É por esse tipo de diálogo que posso dizer que Tekkonkinkreet é uma das animações mais surreais e humanas que eu já vi. E
definitivamente, apesar do visual colorido e cartunesco – como se tivesse saído
dos muros de São Paulo como criação dos grafiteiros Os Gêmeos –, não é nada
infantil. Ela combina com excelência a tristeza, a melancolia, o sentimento de abandono
e a raiva violenta, com a gentileza, inocência, felicidade e paz que vive
dentro de todo ser humano. Um contraste de consciências, como anjos e demônios
lutando pelo domínio de nossas almas.
Apesar de ter ido para as telonas apenas em 2006 (pelo Studio
4°C) a animação foi baseada em um mangá de mesmo nome, criado por Taiyo Matsumoto, e publicado originalmente
entre 1993 e 1994. E como acontece com toda animação com mais de 10 anos de
existência: é bem difícil de ser encontrada na internet com qualidade boa e
idioma original. Porém, a dublagem
brasileira é excepcional como sempre foi e não decepciona. O filme animado teve
como diretor o americano Michael Arias que dirigiu também o filme japonês Heaven’s
Door em 2009, a animação Harmony em 2015, e foi produtor de Animatrix em 2003,
dentre outros trabalhos.
“Falar mal das pessoas faz o coração secar” - White |
A trama conta a história dos irmãos Black e White. Os
órfãos que vivem nas ruas da Cidade do Tesouro: um lugar superpopuloso e esquecido
pela alta sociedade onde a pobreza e a criminalidade andam de mãos dadas. Os
Gatos – nome dado aos órfãos e delinquentes que habitam e comandam as ruas da
cidade – vivem pelas leis da selva, onde a sobrevivência pertence ao mais forte.

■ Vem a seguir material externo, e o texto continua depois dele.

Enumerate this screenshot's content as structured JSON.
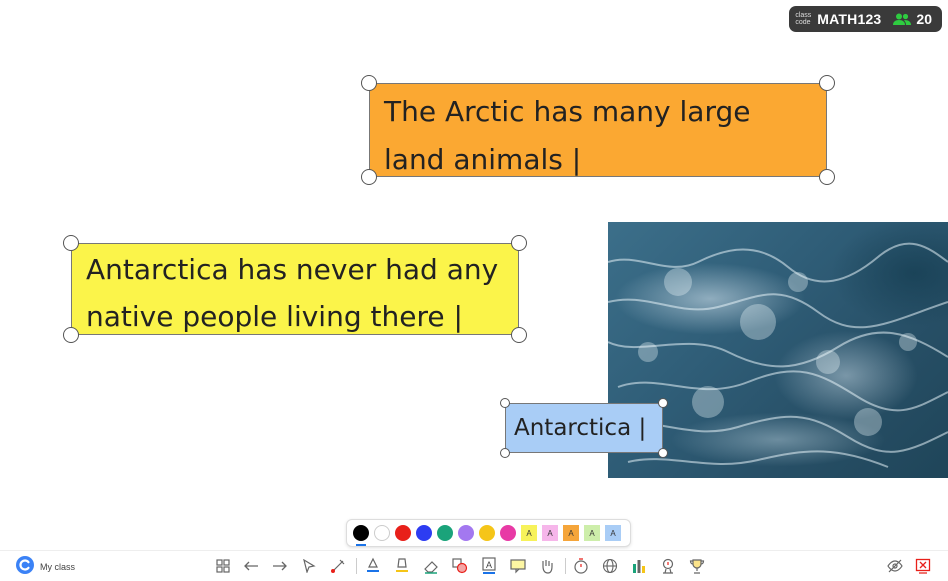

Até mesmo a polícia não sabe lidar com eles, optando por muitas vezes deixar
como está, pois, esse parece ser o fluxo natural da vida daquele lugar. O que
torna impossível não comparar a Cidade do Tesouro com a Cidade de Deus ou com
outras grandes comunidades brasileiras marginalizadas. Mas tudo isso muda
depois que o Yakuza apelidado de Rato, e que é estranhamente fascinado por
astrologia, retorna ao local com objetivo de assumir o controle da
criminalidade e de todo o território visto como “uma terra de ninguém”. Estes
elementos já seriam suficientes para o roteiro funcionar, porém, somos posteriormente
apresentados à pessoa que contratou a Yakuza: um importante homem de negócios
que revela estar trabalhando em
um empreendimento para a Cidade do Tesouro com um estrangeiro misterioso chamado Snake.
“Gatos? Órfãos abandonados, delinquentes que mandam na Cidade do Tesouro. Eles vivem pelas leis da selva. Esta cidade é o parque deles. Se os subestimar vai se dar mal. ” |
Mas a riqueza de toda a história é concentrada em peso nas
complexas personalidades de Black e White. Como os próprios nomes já deixam
claro (branco e preto) eles têm personalidades antagônicas, e ao mesmo tempo,
necessitam e fazem tudo um pelo outro.
Black é mais velho, mais forte e imbatível. Não tem medo de
nada e em certo ponto é comparado a um animal que gosta do sabor de sangue.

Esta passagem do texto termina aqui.